5. The processing or even actual intelligence required to accurately answer certain questions may be too great in certain cases. This does not present as big a problem as some of the other points, though it is desirable that either the human questioner or the AI recognises when a question is obviously unanswerable. An example of such a question would be:
   “What was the mean average speed of computer processors between 1990 and 1995?”
   Although there is a possibility that Wikipedia or other databases of knowledge implicitly contain the answer to such a query, it would require a very high degree of intelligence to answer it, which goes far beyond the purpose of the system. It should also be noted that this condition may not be differentiable to that where the information is not contained by the knowledge base. Questions which require opinionated replies however ought to be recognisable upon querying WordNet but before searching the knowledge base.

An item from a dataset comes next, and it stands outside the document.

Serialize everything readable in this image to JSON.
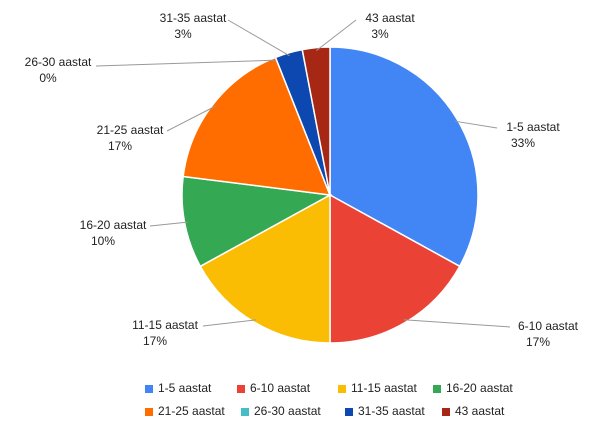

This post is only meant to be an introduction to my currently half-formed project idea of querying the semantic web for encyclopaedic information. I plan to discuss the details of high-level implementation in a series of following posts as I begin and continue work on this project. These posts ought to mainly include conceptual diagrams and images with explanations, plus some rare short snippets of code. I firmly believe that getting bogged down in low-level implementation details will not offer a good understanding of the system and should only serve to clarify key ideas. Explaining the architecture will be the focus of the series and certainly ought to fill enough posts! The project will become open-source once it (with  with any luck) reaches the first development milestone, which I will define at a later date. Current plans are to carry out development in C#/.NET 3.5 using LinqToRDF to query RDF data.

Well, that’s all for now, but hopefully you now have a general understanding of the the core ideas. Comments on any aspect of the project are welcome.